7. The recession will be a short one. The economy is strong, it will weather the money crisis over bad loans, and the Christmas season will be a big one for retail sales.

Let's hope we do better at predicting this year than we did last year, but I'm making no prediction.


Sunday, March 16, 2008

Hubris, Experience’s Last Lesson

Time magazine had a recent story about the experience issue in this election cycle and whether Obama had enough or not. The magazine provided a chart showing the experience of all the previous presidents and what kind of experience they had prior to taking office, specifically: public service, congress, or military. I would link to it but Time did not include it the same story online. It was one very informative chart. Amazingly, some of our best presidents had the least experience and some of our worse had the most. What does that tell us?
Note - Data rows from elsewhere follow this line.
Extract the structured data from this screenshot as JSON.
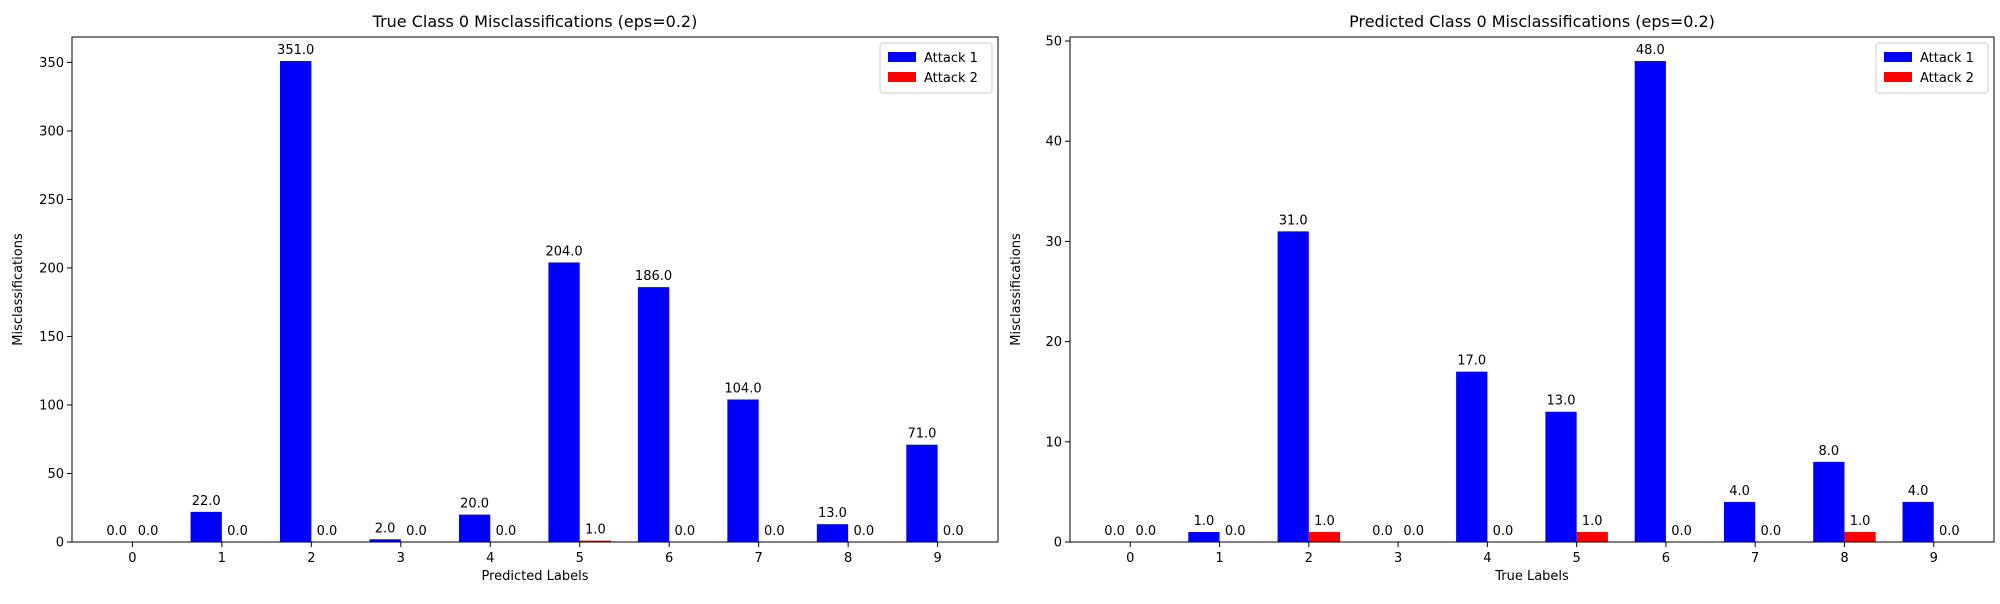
{
  "chart_data": [
    {
      "type": "bar",
      "title": "True Class 0 Misclassifications (eps=0.2)",
      "xlabel": "Predicted Labels",
      "ylabel": "Misclassifications",
      "categories": [
        "0",
        "1",
        "2",
        "3",
        "4",
        "5",
        "6",
        "7",
        "8",
        "9"
      ],
      "series": [
        {
          "name": "Attack 1",
          "color": "#0000ff",
          "values": [
            0,
            22,
            351,
            2,
            20,
            204,
            186,
            104,
            13,
            71
          ]
        },
        {
          "name": "Attack 2",
          "color": "#ff0000",
          "values": [
            0,
            0,
            0,
            0,
            0,
            1,
            0,
            0,
            0,
            0
          ]
        }
      ],
      "data_labels": {
        "Attack 1": [
          "0.0",
          "22.0",
          "351.0",
          "2.0",
          "20.0",
          "204.0",
          "186.0",
          "104.0",
          "13.0",
          "71.0"
        ],
        "Attack 2": [
          "0.0",
          "0.0",
          "0.0",
          "0.0",
          "0.0",
          "1.0",
          "0.0",
          "0.0",
          "0.0",
          "0.0"
        ]
      },
      "ylim": [
        0,
        368.55
      ],
      "yticks": [
        0,
        50,
        100,
        150,
        200,
        250,
        300,
        350
      ],
      "legend": "top-right",
      "grid": false
    },
    {
      "type": "bar",
      "title": "Predicted Class 0 Misclassifications (eps=0.2)",
      "xlabel": "True Labels",
      "ylabel": "Misclassifications",
      "categories": [
        "0",
        "1",
        "2",
        "3",
        "4",
        "5",
        "6",
        "7",
        "8",
        "9"
      ],
      "series": [
        {
          "name": "Attack 1",
          "color": "#0000ff",
          "values": [
            0,
            1,
            31,
            0,
            17,
            13,
            48,
            4,
            8,
            4
          ]
        },
        {
          "name": "Attack 2",
          "color": "#ff0000",
          "values": [
            0,
            0,
            1,
            0,
            0,
            1,
            0,
            0,
            1,
            0
          ]
        }
      ],
      "data_labels": {
        "Attack 1": [
          "0.0",
          "1.0",
          "31.0",
          "0.0",
          "17.0",
          "13.0",
          "48.0",
          "4.0",
          "8.0",
          "4.0"
        ],
        "Attack 2": [
          "0.0",
          "0.0",
          "1.0",
          "0.0",
          "0.0",
          "1.0",
          "0.0",
          "0.0",
          "1.0",
          "0.0"
        ]
      },
      "ylim": [
        0,
        50.4
      ],
      "yticks": [
        0,
        10,
        20,
        30,
        40,
        50
      ],
      "legend": "top-right",
      "grid": false
    }
  ]
}
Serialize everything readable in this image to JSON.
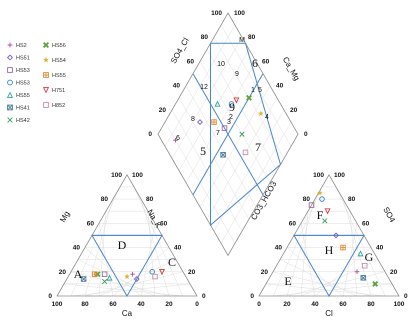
{
  "chart_data": {
    "type": "scatter",
    "subtype": "piper-trilinear",
    "left_ternary": {
      "axis_labels": {
        "left": "Mg",
        "bottom": "Ca",
        "right": "Na_K"
      },
      "tick_labels": [
        "100",
        "80",
        "60",
        "40",
        "20",
        "0"
      ]
    },
    "right_ternary": {
      "axis_labels": {
        "left": "CO3_HCO3",
        "bottom": "Cl",
        "right": "SO4"
      },
      "tick_labels": [
        "0",
        "20",
        "40",
        "60",
        "80",
        "100"
      ]
    },
    "diamond": {
      "axis_labels": {
        "upper_left": "SO4_Cl",
        "upper_right": "Ca_Mg"
      },
      "tick_labels": [
        "100",
        "80",
        "60",
        "40",
        "20",
        "0"
      ]
    },
    "zone_labels": {
      "left": [
        "A",
        "D",
        "C"
      ],
      "right": [
        "F",
        "H",
        "G",
        "E"
      ],
      "diamond": [
        "6",
        "9",
        "5",
        "7"
      ]
    },
    "sample_numbers": [
      "M",
      "10",
      "9",
      "12",
      "1",
      "5",
      "3",
      "2",
      "4",
      "8",
      "7",
      "6"
    ],
    "legend": [
      {
        "name": "HS2",
        "symbol": "plus",
        "color": "#b04ab0"
      },
      {
        "name": "HS51",
        "symbol": "diamond",
        "color": "#7a5cc0"
      },
      {
        "name": "HS53",
        "symbol": "square",
        "color": "#9a6aa0"
      },
      {
        "name": "HS53",
        "symbol": "circle",
        "color": "#3a7fc0"
      },
      {
        "name": "HS55",
        "symbol": "triangle-up",
        "color": "#36a0a0"
      },
      {
        "name": "HS41",
        "symbol": "square-x",
        "color": "#4a7a9a"
      },
      {
        "name": "HS42",
        "symbol": "x",
        "color": "#3a9a5a"
      },
      {
        "name": "HS56",
        "symbol": "x-thick",
        "color": "#5aa03a"
      },
      {
        "name": "HS54",
        "symbol": "star",
        "color": "#e0b030"
      },
      {
        "name": "HS55",
        "symbol": "square-plus",
        "color": "#e08a30"
      },
      {
        "name": "H751",
        "symbol": "triangle-down",
        "color": "#d04040"
      },
      {
        "name": "H852",
        "symbol": "square",
        "color": "#c090b0"
      }
    ],
    "points_left": [
      {
        "mg": 18,
        "na_k": 45,
        "s": 0
      },
      {
        "mg": 14,
        "na_k": 50,
        "s": 1
      },
      {
        "mg": 18,
        "na_k": 25,
        "s": 2
      },
      {
        "mg": 20,
        "na_k": 58,
        "s": 3
      },
      {
        "mg": 15,
        "na_k": 30,
        "s": 4
      },
      {
        "mg": 14,
        "na_k": 12,
        "s": 5
      },
      {
        "mg": 12,
        "na_k": 28,
        "s": 6
      },
      {
        "mg": 18,
        "na_k": 20,
        "s": 7
      },
      {
        "mg": 16,
        "na_k": 42,
        "s": 8
      },
      {
        "mg": 18,
        "na_k": 18,
        "s": 9
      },
      {
        "mg": 20,
        "na_k": 65,
        "s": 10
      },
      {
        "mg": 16,
        "na_k": 62,
        "s": 11
      }
    ],
    "points_right": [
      {
        "co3_hco3": 20,
        "so4": 20,
        "s": 0
      },
      {
        "co3_hco3": 20,
        "so4": 50,
        "s": 1
      },
      {
        "co3_hco3": 25,
        "so4": 75,
        "s": 2
      },
      {
        "co3_hco3": 15,
        "so4": 80,
        "s": 3
      },
      {
        "co3_hco3": 10,
        "so4": 35,
        "s": 4
      },
      {
        "co3_hco3": 18,
        "so4": 15,
        "s": 5
      },
      {
        "co3_hco3": 22,
        "so4": 62,
        "s": 6
      },
      {
        "co3_hco3": 12,
        "so4": 10,
        "s": 7
      },
      {
        "co3_hco3": 14,
        "so4": 85,
        "s": 8
      },
      {
        "co3_hco3": 20,
        "so4": 40,
        "s": 9
      },
      {
        "co3_hco3": 16,
        "so4": 70,
        "s": 10
      },
      {
        "co3_hco3": 12,
        "so4": 25,
        "s": 11
      }
    ],
    "points_diamond": [
      {
        "so4_cl": 85,
        "ca_mg": 10,
        "s": 0
      },
      {
        "so4_cl": 75,
        "ca_mg": 35,
        "s": 1
      },
      {
        "so4_cl": 55,
        "ca_mg": 50,
        "s": 2
      },
      {
        "so4_cl": 60,
        "ca_mg": 65,
        "s": 3
      },
      {
        "so4_cl": 70,
        "ca_mg": 55,
        "s": 4
      },
      {
        "so4_cl": 45,
        "ca_mg": 38,
        "s": 5
      },
      {
        "so4_cl": 40,
        "ca_mg": 60,
        "s": 6
      },
      {
        "so4_cl": 50,
        "ca_mg": 80,
        "s": 7
      },
      {
        "so4_cl": 35,
        "ca_mg": 82,
        "s": 8
      },
      {
        "so4_cl": 65,
        "ca_mg": 45,
        "s": 9
      },
      {
        "so4_cl": 58,
        "ca_mg": 70,
        "s": 10
      },
      {
        "so4_cl": 30,
        "ca_mg": 55,
        "s": 11
      }
    ]
  }
}
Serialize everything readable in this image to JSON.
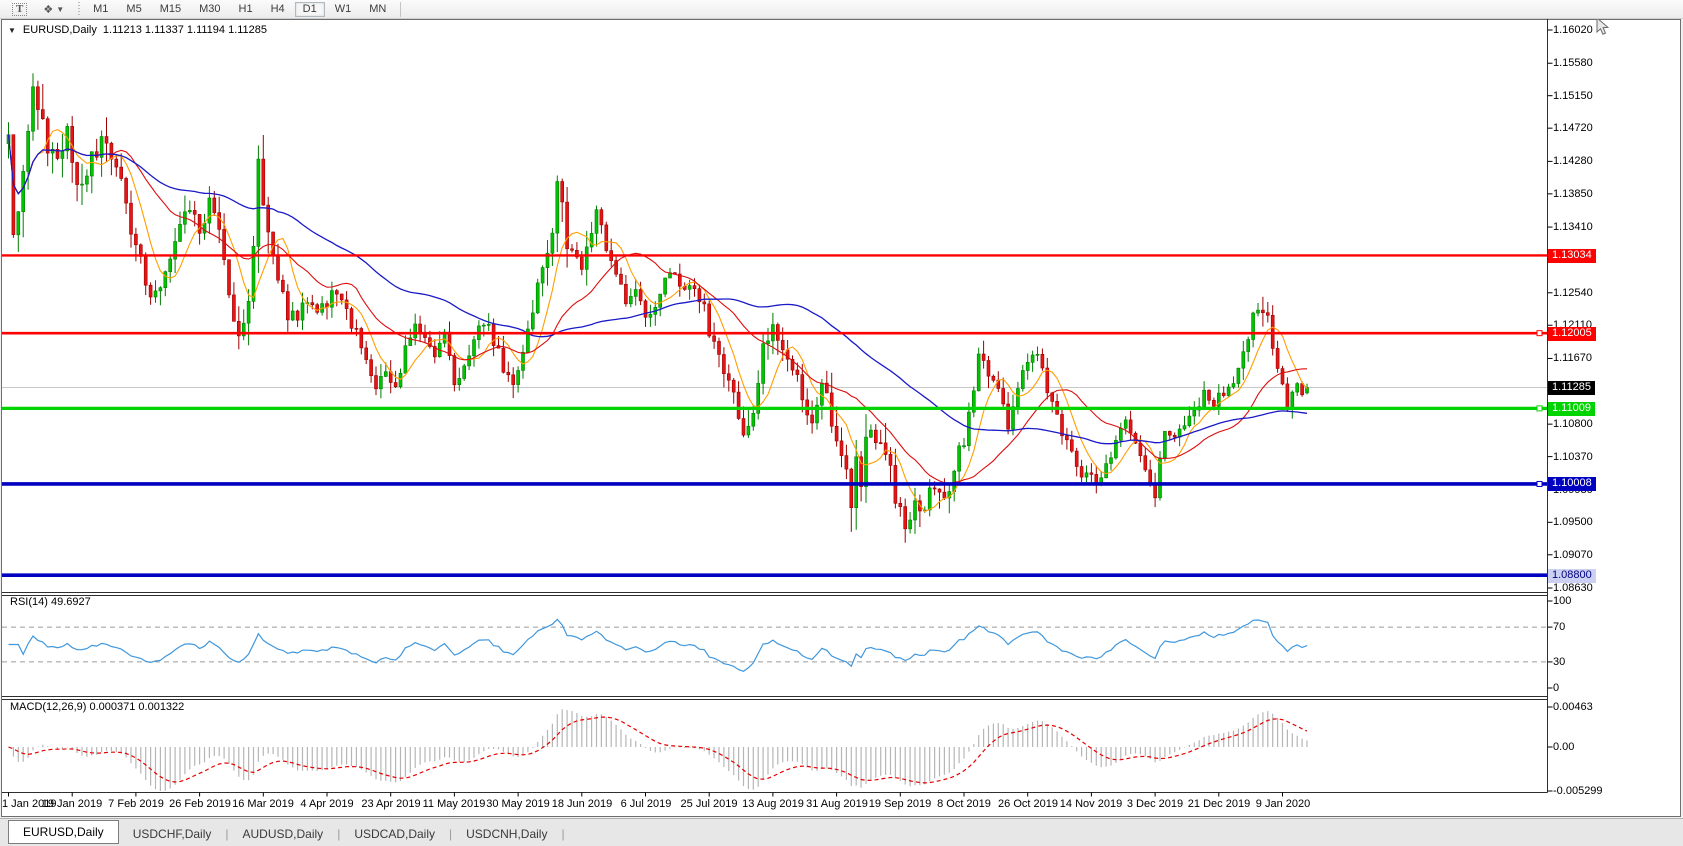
{
  "toolbar": {
    "text_tool": "T",
    "cursor_tool_glyph": "❖",
    "timeframes": [
      "M1",
      "M5",
      "M15",
      "M30",
      "H1",
      "H4",
      "D1",
      "W1",
      "MN"
    ],
    "active_timeframe": "D1"
  },
  "chart": {
    "title": {
      "dropdown_glyph": "▼",
      "symbol_period": "EURUSD,Daily",
      "ohlc": "1.11213 1.11337 1.11194 1.11285"
    }
  },
  "price_axis": {
    "ticks": [
      "1.16020",
      "1.15580",
      "1.15150",
      "1.14720",
      "1.14280",
      "1.13850",
      "1.13410",
      "1.12980",
      "1.12540",
      "1.12110",
      "1.11670",
      "1.11240",
      "1.10800",
      "1.10370",
      "1.09930",
      "1.09500",
      "1.09070",
      "1.08630"
    ]
  },
  "hlines": [
    {
      "price": 1.13034,
      "label": "1.13034",
      "color": "#fd0000",
      "width": 2.4,
      "label_bg": "#fd0000",
      "label_fg": "#ffffff",
      "handle": false
    },
    {
      "price": 1.12005,
      "label": "1.12005",
      "color": "#fd0000",
      "width": 2.6,
      "label_bg": "#fd0000",
      "label_fg": "#ffffff",
      "handle": true
    },
    {
      "price": 1.11009,
      "label": "1.11009",
      "color": "#00d400",
      "width": 3.2,
      "label_bg": "#00d400",
      "label_fg": "#ffffff",
      "handle": true
    },
    {
      "price": 1.10008,
      "label": "1.10008",
      "color": "#0000c0",
      "width": 3.6,
      "label_bg": "#0000c0",
      "label_fg": "#ffffff",
      "handle": true
    },
    {
      "price": 1.088,
      "label": "1.08800",
      "color": "#0000c0",
      "width": 3.6,
      "label_bg": "#ccd0f2",
      "label_fg": "#000080",
      "handle": false
    }
  ],
  "current_price": {
    "value": 1.11285,
    "label": "1.11285",
    "line_color": "#c8c8c8",
    "label_bg": "#000000",
    "label_fg": "#ffffff"
  },
  "indicators": {
    "rsi": {
      "label": "RSI(14) 49.6927",
      "period": 14,
      "current": 49.6927,
      "ticks": [
        {
          "text": "100",
          "value": 100
        },
        {
          "text": "70",
          "value": 70
        },
        {
          "text": "30",
          "value": 30
        },
        {
          "text": "0",
          "value": 0
        }
      ],
      "dashed_levels": [
        70,
        30
      ],
      "color": "#3f97dd"
    },
    "macd": {
      "label": "MACD(12,26,9) 0.000371 0.001322",
      "fast": 12,
      "slow": 26,
      "signal": 9,
      "current_macd": 0.000371,
      "current_signal": 0.001322,
      "ticks": [
        {
          "text": "0.00463",
          "value": 0.00463
        },
        {
          "text": "0.00",
          "value": 0
        },
        {
          "text": "-0.005299",
          "value": -0.005299
        }
      ],
      "hist_color": "#b6b6b6",
      "signal_color": "#e60000"
    }
  },
  "date_axis": {
    "labels": [
      {
        "text": "1 Jan 2019",
        "index": 0
      },
      {
        "text": "19 Jan 2019",
        "index": 13
      },
      {
        "text": "7 Feb 2019",
        "index": 26
      },
      {
        "text": "26 Feb 2019",
        "index": 39
      },
      {
        "text": "16 Mar 2019",
        "index": 52
      },
      {
        "text": "4 Apr 2019",
        "index": 65
      },
      {
        "text": "23 Apr 2019",
        "index": 78
      },
      {
        "text": "11 May 2019",
        "index": 91
      },
      {
        "text": "30 May 2019",
        "index": 104
      },
      {
        "text": "18 Jun 2019",
        "index": 117
      },
      {
        "text": "6 Jul 2019",
        "index": 130
      },
      {
        "text": "25 Jul 2019",
        "index": 143
      },
      {
        "text": "13 Aug 2019",
        "index": 156
      },
      {
        "text": "31 Aug 2019",
        "index": 169
      },
      {
        "text": "19 Sep 2019",
        "index": 182
      },
      {
        "text": "8 Oct 2019",
        "index": 195
      },
      {
        "text": "26 Oct 2019",
        "index": 208
      },
      {
        "text": "14 Nov 2019",
        "index": 221
      },
      {
        "text": "3 Dec 2019",
        "index": 234
      },
      {
        "text": "21 Dec 2019",
        "index": 247
      },
      {
        "text": "9 Jan 2020",
        "index": 260
      }
    ]
  },
  "tabs": {
    "items": [
      "EURUSD,Daily",
      "USDCHF,Daily",
      "AUDUSD,Daily",
      "USDCAD,Daily",
      "USDCNH,Daily"
    ],
    "active": "EURUSD,Daily"
  },
  "chart_data": {
    "type": "candlestick",
    "symbol": "EURUSD",
    "period": "Daily",
    "bars": 266,
    "visible_price_range": [
      1.0863,
      1.1602
    ],
    "current_bar_ohlc": {
      "open": 1.11213,
      "high": 1.11337,
      "low": 1.11194,
      "close": 1.11285
    },
    "up_color": "#00c400",
    "up_border": "#007d00",
    "down_color": "#e61414",
    "down_border": "#9c0000",
    "moving_averages": [
      {
        "period": 7,
        "color": "#ff9e00"
      },
      {
        "period": 21,
        "color": "#dd0d0d"
      },
      {
        "period": 55,
        "color": "#1a1ac8"
      }
    ],
    "price_anchors": [
      [
        0,
        1.1455
      ],
      [
        1,
        1.135
      ],
      [
        3,
        1.14
      ],
      [
        5,
        1.154
      ],
      [
        6,
        1.1495
      ],
      [
        8,
        1.1455
      ],
      [
        10,
        1.1435
      ],
      [
        12,
        1.1468
      ],
      [
        14,
        1.139
      ],
      [
        16,
        1.1418
      ],
      [
        19,
        1.1462
      ],
      [
        21,
        1.144
      ],
      [
        23,
        1.1398
      ],
      [
        25,
        1.133
      ],
      [
        27,
        1.1288
      ],
      [
        29,
        1.1245
      ],
      [
        31,
        1.127
      ],
      [
        33,
        1.1305
      ],
      [
        36,
        1.1362
      ],
      [
        39,
        1.1338
      ],
      [
        41,
        1.1368
      ],
      [
        43,
        1.133
      ],
      [
        45,
        1.1258
      ],
      [
        47,
        1.1198
      ],
      [
        49,
        1.1245
      ],
      [
        51,
        1.1418
      ],
      [
        53,
        1.1328
      ],
      [
        55,
        1.1278
      ],
      [
        57,
        1.1228
      ],
      [
        59,
        1.1218
      ],
      [
        61,
        1.1248
      ],
      [
        63,
        1.1224
      ],
      [
        65,
        1.124
      ],
      [
        67,
        1.126
      ],
      [
        69,
        1.1228
      ],
      [
        71,
        1.1205
      ],
      [
        73,
        1.1168
      ],
      [
        75,
        1.1135
      ],
      [
        77,
        1.1155
      ],
      [
        79,
        1.1125
      ],
      [
        81,
        1.1175
      ],
      [
        83,
        1.1208
      ],
      [
        85,
        1.1188
      ],
      [
        87,
        1.1168
      ],
      [
        89,
        1.1208
      ],
      [
        91,
        1.1135
      ],
      [
        93,
        1.1158
      ],
      [
        95,
        1.1198
      ],
      [
        97,
        1.1218
      ],
      [
        99,
        1.1188
      ],
      [
        101,
        1.1158
      ],
      [
        103,
        1.1128
      ],
      [
        105,
        1.1168
      ],
      [
        107,
        1.1228
      ],
      [
        109,
        1.1288
      ],
      [
        111,
        1.1338
      ],
      [
        112,
        1.1398
      ],
      [
        114,
        1.1328
      ],
      [
        116,
        1.1288
      ],
      [
        118,
        1.1308
      ],
      [
        120,
        1.1355
      ],
      [
        122,
        1.1318
      ],
      [
        124,
        1.1288
      ],
      [
        126,
        1.1248
      ],
      [
        128,
        1.1268
      ],
      [
        130,
        1.1222
      ],
      [
        132,
        1.1238
      ],
      [
        134,
        1.1268
      ],
      [
        136,
        1.1278
      ],
      [
        138,
        1.1252
      ],
      [
        140,
        1.1268
      ],
      [
        142,
        1.1238
      ],
      [
        144,
        1.1178
      ],
      [
        146,
        1.1148
      ],
      [
        148,
        1.1118
      ],
      [
        150,
        1.1058
      ],
      [
        152,
        1.1088
      ],
      [
        154,
        1.1178
      ],
      [
        156,
        1.1212
      ],
      [
        158,
        1.1178
      ],
      [
        160,
        1.1158
      ],
      [
        162,
        1.1118
      ],
      [
        164,
        1.1088
      ],
      [
        166,
        1.1138
      ],
      [
        168,
        1.1088
      ],
      [
        170,
        1.1028
      ],
      [
        172,
        1.0988
      ],
      [
        173,
        1.1048
      ],
      [
        174,
        1.0988
      ],
      [
        175,
        1.1058
      ],
      [
        177,
        1.1072
      ],
      [
        179,
        1.1038
      ],
      [
        181,
        1.0988
      ],
      [
        183,
        1.0938
      ],
      [
        185,
        1.0988
      ],
      [
        187,
        1.0968
      ],
      [
        189,
        1.0998
      ],
      [
        191,
        1.0982
      ],
      [
        193,
        1.1022
      ],
      [
        195,
        1.1058
      ],
      [
        197,
        1.1128
      ],
      [
        198,
        1.1172
      ],
      [
        200,
        1.1148
      ],
      [
        202,
        1.1118
      ],
      [
        204,
        1.1082
      ],
      [
        206,
        1.1118
      ],
      [
        208,
        1.1168
      ],
      [
        210,
        1.1172
      ],
      [
        212,
        1.1128
      ],
      [
        214,
        1.1088
      ],
      [
        216,
        1.1058
      ],
      [
        218,
        1.1028
      ],
      [
        220,
        1.1008
      ],
      [
        222,
        1.1002
      ],
      [
        224,
        1.1028
      ],
      [
        226,
        1.1058
      ],
      [
        228,
        1.1082
      ],
      [
        230,
        1.1048
      ],
      [
        232,
        1.1018
      ],
      [
        234,
        1.0992
      ],
      [
        236,
        1.1078
      ],
      [
        238,
        1.1068
      ],
      [
        240,
        1.1082
      ],
      [
        242,
        1.1102
      ],
      [
        244,
        1.1118
      ],
      [
        246,
        1.1108
      ],
      [
        248,
        1.1122
      ],
      [
        250,
        1.1138
      ],
      [
        252,
        1.1178
      ],
      [
        254,
        1.1218
      ],
      [
        256,
        1.1238
      ],
      [
        257,
        1.1222
      ],
      [
        258,
        1.1188
      ],
      [
        259,
        1.1158
      ],
      [
        260,
        1.1128
      ],
      [
        261,
        1.1102
      ],
      [
        262,
        1.1128
      ],
      [
        263,
        1.1142
      ],
      [
        264,
        1.1118
      ],
      [
        265,
        1.11285
      ]
    ],
    "volatility_anchors": [
      [
        0,
        1.6
      ],
      [
        6,
        1.7
      ],
      [
        12,
        1.4
      ],
      [
        25,
        1.2
      ],
      [
        40,
        1.0
      ],
      [
        47,
        1.3
      ],
      [
        51,
        1.7
      ],
      [
        57,
        0.9
      ],
      [
        70,
        0.8
      ],
      [
        85,
        0.8
      ],
      [
        100,
        0.8
      ],
      [
        108,
        1.0
      ],
      [
        112,
        1.4
      ],
      [
        120,
        0.9
      ],
      [
        135,
        0.7
      ],
      [
        146,
        1.1
      ],
      [
        152,
        1.2
      ],
      [
        160,
        0.8
      ],
      [
        173,
        1.6
      ],
      [
        183,
        1.1
      ],
      [
        195,
        1.0
      ],
      [
        205,
        0.8
      ],
      [
        220,
        0.7
      ],
      [
        235,
        0.8
      ],
      [
        248,
        0.6
      ],
      [
        256,
        0.9
      ],
      [
        261,
        0.9
      ],
      [
        265,
        0.6
      ]
    ]
  }
}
I saw a recent set of stories of the development of the internet and one theme that seemed to run through all the episodes was how companies lost out because they became big, dominate, and failed to notice changes in the market over which they had seemedly complete control. Microsoft did it to IBM and then nearly had it done to them when they fail to see the internet coming. Netscape was the browser everybody used and didn’t think they had to talk to Microsoft when they woke up and realized the importance of the internet. Who uses Netscape now?

Experience breeds arrogance which will lead to anyone's undoing. It is experience’s last lesson before someone with less experience takes over. And then the cycle begins again.

In the history of American policy, few have had as much experience as Dick Cheney and Don Rumsfeld and yet their hubris, the arrogance they displayed against any critic or detractor, the authority with which they dismissed the experts in the State Department, CIA, and anywhere else that knew they were wrong led to where we are today in Iraq and their reputation in that ol’ dustbin of history of the forgotten and ruined.

Perhaps someone with less experience is willing to listen to others that have more of it or at least others who have different opinions. Maybe that’s the best lesson experience can teach us: to not rely on experience too much. The best experience is to be open to new experience without prejudice or bias, to not let experience go to your head and make you forget how you gained that experience in the first place.

To some, experience leads to hubris, to others it leads a humility and openness to new experiences. Let us hope our experience will be the latter whoever is elected come November 4, 2008.